3.9. Import of low quality Solid fastq paired reads may result in incorrectly matched pairs


When importing SOLiD paired reads in colorspace fastq format using the SOLiD import tool, reads without quality scores will be discarded.  This can lead to a mispairing of later reads in the list.  For example with a pair of forward-reverse sequences with names read_1 and read_2, if read_1 had no quality scores, it would be discarded. However, read_2 is kept in the paired list and ends up paired with the next forward read, which is not its partner. Thus, the resulting Sequence List in the Workbench contains incorrectly paired reads.
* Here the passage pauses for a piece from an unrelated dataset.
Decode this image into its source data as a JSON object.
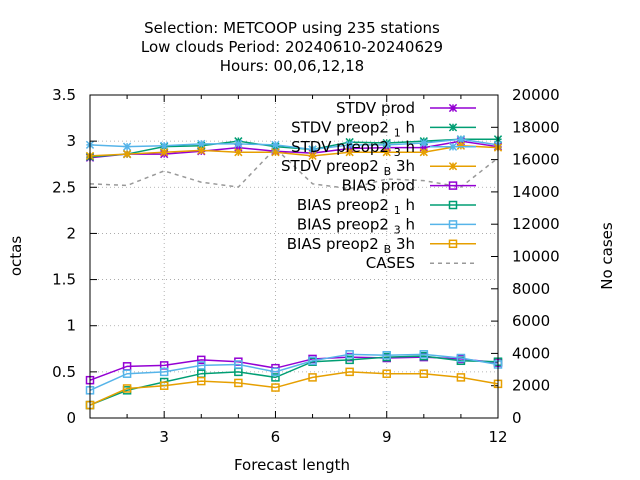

Incorrectly matched pairs will lead to problems in any analysis where paired information is taken into account, e.g. when mapping reads to reference sequences, most pairs would be expected to be recorded as broken pairs.

Who is affected

Anyone who has SOLiD colorspace fastq data, for which quality data is missing for one or more reads, and who has imported the data using the tool: Import | SOLiD. 

You will not be affected if quality information is present for all your SOLiD sequencing reads.

The issue is present in CLC Genomics Workbench 8.0.1 and prior versions, the CLC Cancer Research Workbench 2.0 and earlier, and the Biomedical Genomics Workbench 2.1.

This issue was fixed in CLC Genomics Workbench 8.5 and Biomedical Genomics Workbench 2.5, released in September, 2015.